Scoring: green, amber, red

Green
Business appears in the top 3 AI recommendations with clear contact details.
100 pts
Amber
Business is mentioned but ranked below top 3, or visible but not actionable (no clear website, phone, or booking path).
50 pts
Red
Business is not mentioned at all in the AI's recommendation.
0 pts

The overall AI Score is the average across all prompt × model checks. Tier thresholds are Critical <40, At Risk 40–59, Visible 60–84, Dominant 85+.

05

What "visible but not actionable" means

A business can be mentioned by an AI without being recommended in a way a customer can act on. If the AI does not surface a website, phone number, or booking path, the customer has nowhere to go — so the mention does not convert. We score these mentions as amber, because the visibility exists but the action does not.

06

Why platforms can disagree

Each AI platform answers customer questions in a different way. ChatGPT and Claude draw mostly on knowledge from their training data, so they reward businesses that have a clear, consistent presence across the web. Perplexity and Grok search the live web at query time, so they reward businesses that show up in current articles, directories, and reviews. Gemini blends both.

That means the same business can rank #1 on one platform and not appear at all on another. This is signal, not noise. A business that is strong on training-grounded platforms but weak on live-grounded ones may have strong historical authority but stale current coverage. The reverse can mean recent activity has not yet shaped how trained models see you.

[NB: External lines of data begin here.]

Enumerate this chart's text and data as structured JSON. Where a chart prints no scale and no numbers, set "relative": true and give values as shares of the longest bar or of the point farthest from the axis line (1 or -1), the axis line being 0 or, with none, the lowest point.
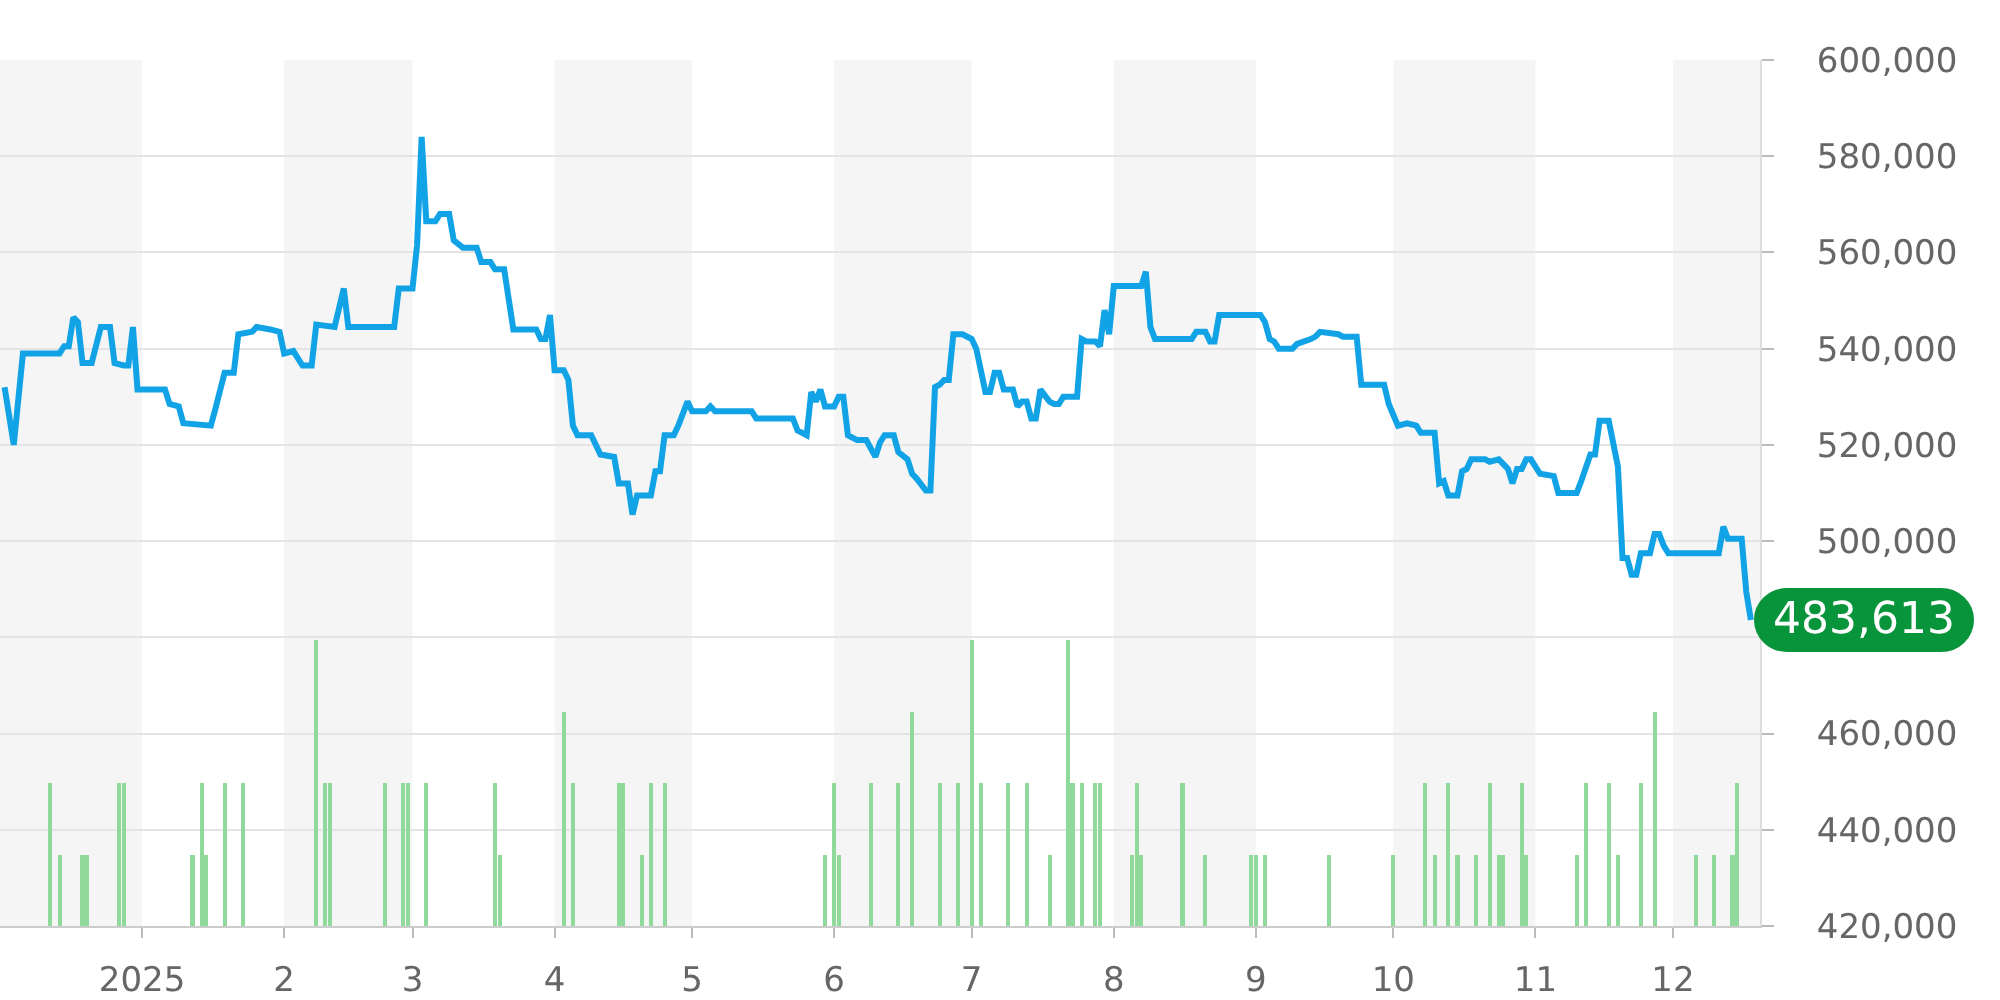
{
  "chart_data": [
    {
      "type": "line",
      "color": "#12a3e6",
      "x": [
        "2024-12-02",
        "2024-12-04",
        "2024-12-06",
        "2024-12-14",
        "2024-12-15",
        "2024-12-16",
        "2024-12-17",
        "2024-12-18",
        "2024-12-19",
        "2024-12-21",
        "2024-12-23",
        "2024-12-25",
        "2024-12-26",
        "2024-12-28",
        "2024-12-29",
        "2024-12-30",
        "2024-12-31",
        "2025-01-06",
        "2025-01-07",
        "2025-01-09",
        "2025-01-10",
        "2025-01-16",
        "2025-01-17",
        "2025-01-19",
        "2025-01-21",
        "2025-01-22",
        "2025-01-25",
        "2025-01-26",
        "2025-01-29",
        "2025-01-31",
        "2025-02-01",
        "2025-02-03",
        "2025-02-05",
        "2025-02-07",
        "2025-02-08",
        "2025-02-12",
        "2025-02-14",
        "2025-02-15",
        "2025-02-25",
        "2025-02-26",
        "2025-03-01",
        "2025-03-02",
        "2025-03-03",
        "2025-03-04",
        "2025-03-06",
        "2025-03-07",
        "2025-03-09",
        "2025-03-10",
        "2025-03-12",
        "2025-03-15",
        "2025-03-16",
        "2025-03-18",
        "2025-03-19",
        "2025-03-21",
        "2025-03-23",
        "2025-03-28",
        "2025-03-29",
        "2025-03-30",
        "2025-03-31",
        "2025-04-01",
        "2025-04-03",
        "2025-04-04",
        "2025-04-05",
        "2025-04-06",
        "2025-04-09",
        "2025-04-11",
        "2025-04-14",
        "2025-04-15",
        "2025-04-17",
        "2025-04-18",
        "2025-04-19",
        "2025-04-22",
        "2025-04-23",
        "2025-04-24",
        "2025-04-25",
        "2025-04-27",
        "2025-04-28",
        "2025-04-30",
        "2025-05-01",
        "2025-05-04",
        "2025-05-05",
        "2025-05-06",
        "2025-05-14",
        "2025-05-15",
        "2025-05-23",
        "2025-05-24",
        "2025-05-26",
        "2025-05-27",
        "2025-05-28",
        "2025-05-29",
        "2025-05-30",
        "2025-06-01",
        "2025-06-02",
        "2025-06-03",
        "2025-06-04",
        "2025-06-06",
        "2025-06-08",
        "2025-06-10",
        "2025-06-11",
        "2025-06-12",
        "2025-06-14",
        "2025-06-15",
        "2025-06-17",
        "2025-06-18",
        "2025-06-19",
        "2025-06-21",
        "2025-06-22",
        "2025-06-23",
        "2025-06-24",
        "2025-06-25",
        "2025-06-26",
        "2025-06-27",
        "2025-06-29",
        "2025-07-01",
        "2025-07-02",
        "2025-07-04",
        "2025-07-05",
        "2025-07-06",
        "2025-07-07",
        "2025-07-08",
        "2025-07-10",
        "2025-07-11",
        "2025-07-12",
        "2025-07-13",
        "2025-07-14",
        "2025-07-15",
        "2025-07-16",
        "2025-07-18",
        "2025-07-19",
        "2025-07-20",
        "2025-07-21",
        "2025-07-24",
        "2025-07-25",
        "2025-07-26",
        "2025-07-28",
        "2025-07-29",
        "2025-07-30",
        "2025-07-31",
        "2025-08-01",
        "2025-08-07",
        "2025-08-08",
        "2025-08-09",
        "2025-08-10",
        "2025-08-18",
        "2025-08-19",
        "2025-08-21",
        "2025-08-22",
        "2025-08-23",
        "2025-08-24",
        "2025-09-02",
        "2025-09-03",
        "2025-09-04",
        "2025-09-05",
        "2025-09-06",
        "2025-09-09",
        "2025-09-10",
        "2025-09-13",
        "2025-09-14",
        "2025-09-15",
        "2025-09-19",
        "2025-09-20",
        "2025-09-23",
        "2025-09-24",
        "2025-09-29",
        "2025-09-30",
        "2025-10-02",
        "2025-10-04",
        "2025-10-06",
        "2025-10-07",
        "2025-10-10",
        "2025-10-11",
        "2025-10-12",
        "2025-10-13",
        "2025-10-15",
        "2025-10-16",
        "2025-10-17",
        "2025-10-18",
        "2025-10-21",
        "2025-10-22",
        "2025-10-24",
        "2025-10-26",
        "2025-10-27",
        "2025-10-28",
        "2025-10-29",
        "2025-10-30",
        "2025-10-31",
        "2025-11-02",
        "2025-11-05",
        "2025-11-06",
        "2025-11-10",
        "2025-11-11",
        "2025-11-13",
        "2025-11-14",
        "2025-11-15",
        "2025-11-17",
        "2025-11-19",
        "2025-11-20",
        "2025-11-21",
        "2025-11-22",
        "2025-11-23",
        "2025-11-24",
        "2025-11-26",
        "2025-11-27",
        "2025-11-28",
        "2025-11-29",
        "2025-11-30",
        "2025-12-11",
        "2025-12-12",
        "2025-12-13",
        "2025-12-16",
        "2025-12-17",
        "2025-12-18"
      ],
      "values": [
        532000,
        520000,
        539000,
        539000,
        540500,
        540500,
        546500,
        545500,
        537000,
        537000,
        544500,
        544500,
        537000,
        536500,
        536500,
        544500,
        531500,
        531500,
        528500,
        528000,
        524500,
        524000,
        527500,
        535000,
        535000,
        543000,
        543500,
        544500,
        544000,
        543500,
        539000,
        539500,
        536500,
        536500,
        545000,
        544500,
        552500,
        544500,
        544500,
        552500,
        552500,
        561500,
        584000,
        566500,
        566500,
        568000,
        568000,
        562500,
        561000,
        561000,
        558000,
        558000,
        556500,
        556500,
        544000,
        544000,
        542000,
        542000,
        547000,
        535500,
        535500,
        533500,
        524000,
        522000,
        522000,
        518000,
        517500,
        512000,
        512000,
        505500,
        509500,
        509500,
        514500,
        514500,
        522000,
        522000,
        524000,
        529000,
        527000,
        527000,
        528000,
        527000,
        527000,
        525500,
        525500,
        523000,
        522000,
        531000,
        529000,
        531500,
        528000,
        528000,
        530000,
        530000,
        522000,
        521000,
        521000,
        517500,
        520500,
        522000,
        522000,
        518500,
        517000,
        514000,
        513000,
        510500,
        510500,
        532000,
        532500,
        533500,
        533500,
        543000,
        543000,
        542000,
        540000,
        531000,
        531000,
        535000,
        535000,
        531500,
        531500,
        528000,
        529000,
        529000,
        525500,
        525500,
        531500,
        529000,
        528500,
        528500,
        530000,
        530000,
        542000,
        541500,
        541500,
        540500,
        548000,
        543000,
        553000,
        553000,
        556000,
        544500,
        542000,
        542000,
        543500,
        543500,
        541500,
        541500,
        547000,
        547000,
        545500,
        542000,
        541500,
        540000,
        540000,
        541000,
        542000,
        542500,
        543500,
        543000,
        542500,
        542500,
        532500,
        532500,
        528500,
        524000,
        524500,
        524000,
        522500,
        522500,
        512000,
        512500,
        509500,
        509500,
        514500,
        515000,
        517000,
        517000,
        516500,
        517000,
        515000,
        512000,
        515000,
        515000,
        517000,
        517000,
        514000,
        513500,
        510000,
        510000,
        512500,
        518000,
        518000,
        525000,
        525000,
        515500,
        496500,
        496500,
        493000,
        493000,
        497500,
        497500,
        501500,
        501500,
        499000,
        497500,
        497500,
        503000,
        500500,
        500500,
        489500,
        483613
      ],
      "xlim": [
        "2024-12-01",
        "2025-12-20"
      ],
      "xticks": [
        {
          "value": "2025-01-01",
          "label": "2025"
        },
        {
          "value": "2025-02-01",
          "label": "2"
        },
        {
          "value": "2025-03-01",
          "label": "3"
        },
        {
          "value": "2025-04-01",
          "label": "4"
        },
        {
          "value": "2025-05-01",
          "label": "5"
        },
        {
          "value": "2025-06-01",
          "label": "6"
        },
        {
          "value": "2025-07-01",
          "label": "7"
        },
        {
          "value": "2025-08-01",
          "label": "8"
        },
        {
          "value": "2025-09-01",
          "label": "9"
        },
        {
          "value": "2025-10-01",
          "label": "10"
        },
        {
          "value": "2025-11-01",
          "label": "11"
        },
        {
          "value": "2025-12-01",
          "label": "12"
        }
      ],
      "ylim": [
        420000,
        600000
      ],
      "yticks": [
        {
          "value": 420000,
          "label": "420,000"
        },
        {
          "value": 440000,
          "label": "440,000"
        },
        {
          "value": 460000,
          "label": "460,000"
        },
        {
          "value": 480000,
          "label": null
        },
        {
          "value": 500000,
          "label": "500,000"
        },
        {
          "value": 520000,
          "label": "520,000"
        },
        {
          "value": 540000,
          "label": "540,000"
        },
        {
          "value": 560000,
          "label": "560,000"
        },
        {
          "value": 580000,
          "label": "580,000"
        },
        {
          "value": 600000,
          "label": "600,000"
        }
      ],
      "grid": "y",
      "bands": [
        {
          "axis": "x",
          "from": "2024-12-01",
          "to": "2025-01-01",
          "color": "#f5f5f5"
        },
        {
          "axis": "x",
          "from": "2025-02-01",
          "to": "2025-03-01",
          "color": "#f5f5f5"
        },
        {
          "axis": "x",
          "from": "2025-04-01",
          "to": "2025-05-01",
          "color": "#f5f5f5"
        },
        {
          "axis": "x",
          "from": "2025-06-01",
          "to": "2025-07-01",
          "color": "#f5f5f5"
        },
        {
          "axis": "x",
          "from": "2025-08-01",
          "to": "2025-09-01",
          "color": "#f5f5f5"
        },
        {
          "axis": "x",
          "from": "2025-10-01",
          "to": "2025-11-01",
          "color": "#f5f5f5"
        },
        {
          "axis": "x",
          "from": "2025-12-01",
          "to": "2025-12-20",
          "color": "#f5f5f5"
        }
      ],
      "annotations": [
        {
          "text": "483,613",
          "x": "2025-12-18",
          "y": 483613
        }
      ]
    },
    {
      "type": "bar",
      "relative": true,
      "color": "#8fd99a",
      "tick_labels": false,
      "x": [
        "2024-12-12",
        "2024-12-14",
        "2024-12-19",
        "2024-12-20",
        "2024-12-27",
        "2024-12-28",
        "2025-01-12",
        "2025-01-14",
        "2025-01-15",
        "2025-01-19",
        "2025-01-23",
        "2025-02-08",
        "2025-02-10",
        "2025-02-11",
        "2025-02-23",
        "2025-02-27",
        "2025-02-28",
        "2025-03-04",
        "2025-03-19",
        "2025-03-20",
        "2025-04-03",
        "2025-04-05",
        "2025-04-15",
        "2025-04-16",
        "2025-04-20",
        "2025-04-22",
        "2025-04-25",
        "2025-05-30",
        "2025-06-01",
        "2025-06-02",
        "2025-06-09",
        "2025-06-15",
        "2025-06-18",
        "2025-06-24",
        "2025-06-28",
        "2025-07-01",
        "2025-07-03",
        "2025-07-09",
        "2025-07-13",
        "2025-07-18",
        "2025-07-22",
        "2025-07-23",
        "2025-07-25",
        "2025-07-28",
        "2025-07-29",
        "2025-08-05",
        "2025-08-06",
        "2025-08-07",
        "2025-08-16",
        "2025-08-21",
        "2025-08-31",
        "2025-09-01",
        "2025-09-03",
        "2025-09-17",
        "2025-10-01",
        "2025-10-08",
        "2025-10-10",
        "2025-10-13",
        "2025-10-15",
        "2025-10-19",
        "2025-10-22",
        "2025-10-24",
        "2025-10-25",
        "2025-10-29",
        "2025-10-30",
        "2025-11-10",
        "2025-11-12",
        "2025-11-17",
        "2025-11-19",
        "2025-11-24",
        "2025-11-27",
        "2025-12-06",
        "2025-12-10",
        "2025-12-14",
        "2025-12-15"
      ],
      "values": [
        0.5,
        0.25,
        0.25,
        0.25,
        0.5,
        0.5,
        0.25,
        0.5,
        0.25,
        0.5,
        0.5,
        1,
        0.5,
        0.5,
        0.5,
        0.5,
        0.5,
        0.5,
        0.5,
        0.25,
        0.75,
        0.5,
        0.5,
        0.5,
        0.25,
        0.5,
        0.5,
        0.25,
        0.5,
        0.25,
        0.5,
        0.5,
        0.75,
        0.5,
        0.5,
        1,
        0.5,
        0.5,
        0.5,
        0.25,
        1,
        0.5,
        0.5,
        0.5,
        0.5,
        0.25,
        0.5,
        0.25,
        0.5,
        0.25,
        0.25,
        0.25,
        0.25,
        0.25,
        0.25,
        0.5,
        0.25,
        0.5,
        0.25,
        0.25,
        0.5,
        0.25,
        0.25,
        0.5,
        0.25,
        0.25,
        0.5,
        0.5,
        0.25,
        0.5,
        0.75,
        0.25,
        0.25,
        0.25,
        0.5
      ],
      "xlim": [
        "2024-12-01",
        "2025-12-20"
      ]
    }
  ]
}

Your overall score weighs each platform equally. As more platforms come online, your score reflects a broader truth — sometimes higher, sometimes lower. Both directions are honest.

06b

Each AI platform chooses differently

That is why one platform can rank you #1 while another misses you completely. VisoTrak shows the disagreement so you know where visibility is strong, weak, or stale. The phrasing below describes what each platform tends to reward — not its internal algorithm, which is proprietary and changes.

  • ChatGPTOpenAI
    Training-grounded

    Tends to reward clear, consistent authority across the web — businesses with a stable, well-described presence in widely-indexed sources.

  • PerplexityPerplexity AI
    Citation-grounded

    Tends to reward current citations, live web evidence, and fresh sources — businesses that appear in recent articles, reviews, and directories.

  • ClaudeAnthropic
    Trust-grounded

    Tends to reward structured, trustworthy explanations and clear business context — businesses with services, pricing, and policies plainly stated.

  • GeminiGoogle
    Local / entity-grounded

    Tends to reward local and entity signals, Google-connected context, and service clarity — businesses with strong place / category coverage.

  • GrokxAI
    Real-time-grounded

    Tends to reward real-time web signals, recency, and social or contextual momentum — businesses being talked about right now.

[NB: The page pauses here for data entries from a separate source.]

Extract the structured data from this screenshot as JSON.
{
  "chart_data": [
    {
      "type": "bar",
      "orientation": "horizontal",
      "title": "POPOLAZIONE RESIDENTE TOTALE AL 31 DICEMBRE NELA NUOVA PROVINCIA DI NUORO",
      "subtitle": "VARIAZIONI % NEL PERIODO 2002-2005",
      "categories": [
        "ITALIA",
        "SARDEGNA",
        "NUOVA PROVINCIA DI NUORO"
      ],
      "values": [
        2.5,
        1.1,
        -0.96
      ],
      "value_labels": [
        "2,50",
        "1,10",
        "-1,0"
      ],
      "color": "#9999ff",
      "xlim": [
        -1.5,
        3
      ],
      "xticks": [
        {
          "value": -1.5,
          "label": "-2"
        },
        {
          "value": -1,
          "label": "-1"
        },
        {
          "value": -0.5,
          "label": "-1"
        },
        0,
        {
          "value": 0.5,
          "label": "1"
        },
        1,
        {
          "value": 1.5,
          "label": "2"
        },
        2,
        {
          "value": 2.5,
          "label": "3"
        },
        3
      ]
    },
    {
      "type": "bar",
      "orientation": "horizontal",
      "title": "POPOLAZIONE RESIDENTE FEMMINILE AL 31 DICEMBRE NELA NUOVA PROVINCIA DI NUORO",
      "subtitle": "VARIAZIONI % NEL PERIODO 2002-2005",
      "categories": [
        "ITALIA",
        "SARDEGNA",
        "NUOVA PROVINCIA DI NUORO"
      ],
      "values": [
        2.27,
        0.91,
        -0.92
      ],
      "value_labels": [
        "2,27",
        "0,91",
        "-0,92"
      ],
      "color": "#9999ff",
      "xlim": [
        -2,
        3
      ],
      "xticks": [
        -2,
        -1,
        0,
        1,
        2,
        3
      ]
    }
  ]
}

Phrased as tendencies, not internal mechanics

07

Why results can change over time

AI platforms are non-deterministic and continuously updated. Models change, indexes refresh, and competitor content evolves. A score is a snapshot, not a permanent rating. We recommend re-running the audit monthly and tracking movement with a Pulse Report.

08

Independence

VisoTrak is not a sales funnel for any single agency or website builder. Our scoring rubric is the same for every business, every industry. We surface available solution paths after the audit — including do-it-yourself, freelancer, and full-service options — and we will continue to add others as the market matures.

09

Demo mode and production API readiness

Demov0.1 MVP

Demo mode uses deterministic sample audit data to show the product workflow. The same business name + city + industry always produces the same report — so demos and sales conversations are reproducible.

Production integrations connect to live LLM APIs through the same audit engine interface, with the same scoring rubric, the same report layout, and the same actionability check. The seam between mocked and live data is a single function — only the data source changes.